During an ultrasound when she was four months pregnant, Jasmine Matthews learned that her preborn baby had a heart condition that was later diagnosed as being fatal without surgery. But thanks to a team of doctors at Dell Children’s Medical Center who were willing to perform the surgery on the baby girl just eight days after her birth, little Le’Lani Bryant is doing well.
Le’Lani was diagnosed with transposition of the great arteries — in other words, her arteries were reversed and pumped blood backward, causing her to not get enough oxygenated blood. Dr. Charles Fraser Jr., head of the Texas Center for Pediatric and Congenital Heart Disease, a joint program of Austin’s Dell Children’s Medical Center and UT Health Austin, said that without surgery the condition is “almost uniformly fatal.” Thankfully, prenatal testing helped to diagnose her and get her the help she needed at birth.
But then, Matthews developed preeclampsia, a condition that causes dangerously high blood pressure and can lead to death in both mother and child. She had the condition with her first three pregnancies and her first baby did not survive. “I couldn’t breathe; I couldn’t sleep; I was having a hard time walking,” she told Austin American-Standard.
Mathews was taken to the hospital and Le’Lani was delivered at 27 weeks weighing just one pound and three ounces.
“She looked like a tiny little me,” said Le’Lani’s father Tometheus Bryant. “She looked just like the sonogram pictures.”
Le’Lani was given medications to help her heart, but they weren’t meant to work long-term. Her blood flow was still restricted and once she was beyond the one-week mark, which meant she was at a lower risk of bleeding in the brain, doctors decided to perform the surgery.
“This baby could not progress at all,” Fraser said. “In fact, she was digressing.”
Fraser had performed the surgery hundreds of times, but only once on a baby that small, and that had been ten years prior. But he had the same team members there to help him as he did the first time. That team had moved to Dell Children’s from Texas Children’s to open a new heart center and they don’t know of any baby smaller than Le’Lani to have the surgery. Her wrist “was way smaller than my pinkie,” explained Fraser. Her arteries were measured in “submillimeters.”

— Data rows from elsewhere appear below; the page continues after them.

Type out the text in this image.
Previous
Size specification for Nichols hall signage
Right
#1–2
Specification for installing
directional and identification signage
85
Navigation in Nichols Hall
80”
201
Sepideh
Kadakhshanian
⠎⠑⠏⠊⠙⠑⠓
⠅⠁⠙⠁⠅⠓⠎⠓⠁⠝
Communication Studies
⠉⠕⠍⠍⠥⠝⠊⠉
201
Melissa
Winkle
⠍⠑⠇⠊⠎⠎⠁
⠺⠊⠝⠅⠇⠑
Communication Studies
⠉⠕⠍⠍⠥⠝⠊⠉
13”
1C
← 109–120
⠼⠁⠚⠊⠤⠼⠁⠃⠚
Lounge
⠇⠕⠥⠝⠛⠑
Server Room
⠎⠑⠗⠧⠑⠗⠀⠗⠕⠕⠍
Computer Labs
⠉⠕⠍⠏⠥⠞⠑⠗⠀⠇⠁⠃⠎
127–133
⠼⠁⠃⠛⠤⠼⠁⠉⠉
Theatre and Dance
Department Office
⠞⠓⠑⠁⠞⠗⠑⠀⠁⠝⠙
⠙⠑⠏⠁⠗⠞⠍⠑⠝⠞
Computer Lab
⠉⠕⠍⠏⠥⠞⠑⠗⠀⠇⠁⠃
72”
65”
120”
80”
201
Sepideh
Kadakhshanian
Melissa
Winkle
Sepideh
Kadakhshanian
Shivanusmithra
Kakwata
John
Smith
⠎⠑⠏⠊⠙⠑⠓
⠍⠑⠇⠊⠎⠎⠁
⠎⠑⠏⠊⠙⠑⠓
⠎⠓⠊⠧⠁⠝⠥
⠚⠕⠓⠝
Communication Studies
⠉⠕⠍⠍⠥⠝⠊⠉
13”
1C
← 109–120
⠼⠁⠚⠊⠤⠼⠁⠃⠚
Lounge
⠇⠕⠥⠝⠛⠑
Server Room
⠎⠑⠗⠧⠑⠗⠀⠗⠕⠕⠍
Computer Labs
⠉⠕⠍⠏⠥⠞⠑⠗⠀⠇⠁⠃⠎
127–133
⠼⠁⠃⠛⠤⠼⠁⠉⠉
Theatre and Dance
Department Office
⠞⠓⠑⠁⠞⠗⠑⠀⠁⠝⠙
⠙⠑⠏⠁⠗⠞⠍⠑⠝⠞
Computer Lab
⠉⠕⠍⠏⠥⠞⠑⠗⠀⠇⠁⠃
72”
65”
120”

The surgery took place on what would have been Le’Lani’s big sister’s fifth birthday and she was given a 50/50 chance of surviving. Her arteries proved to be more “challenging” said Fraser than a “garden variety” case of the condition. He explained that just “one misadventure can be the end of the story” when performing the surgery on such a small heart.
Le’Lani pulled through the surgery, and doctors aren’t currently worried about her heart, but her lungs instead — like those of any premature baby. “Her prematurity issues are going to keep her in the hospital for a while, but it won’t be her heart,” said Dr. John Loyd, a neonatologist at Dell Children’s.
Though she may need a second heart surgery at some point, doctors think Le’Lani will be able to go home in January.
“One of the most gratifying things about this is the program we built,” said Fraser. “We’ve built a cadre of people that know what to do in this very difficult circumstance.”
Next semester, Fraser plans to teach a course on the very heart surgery he performed on Le’Lani, saving her life.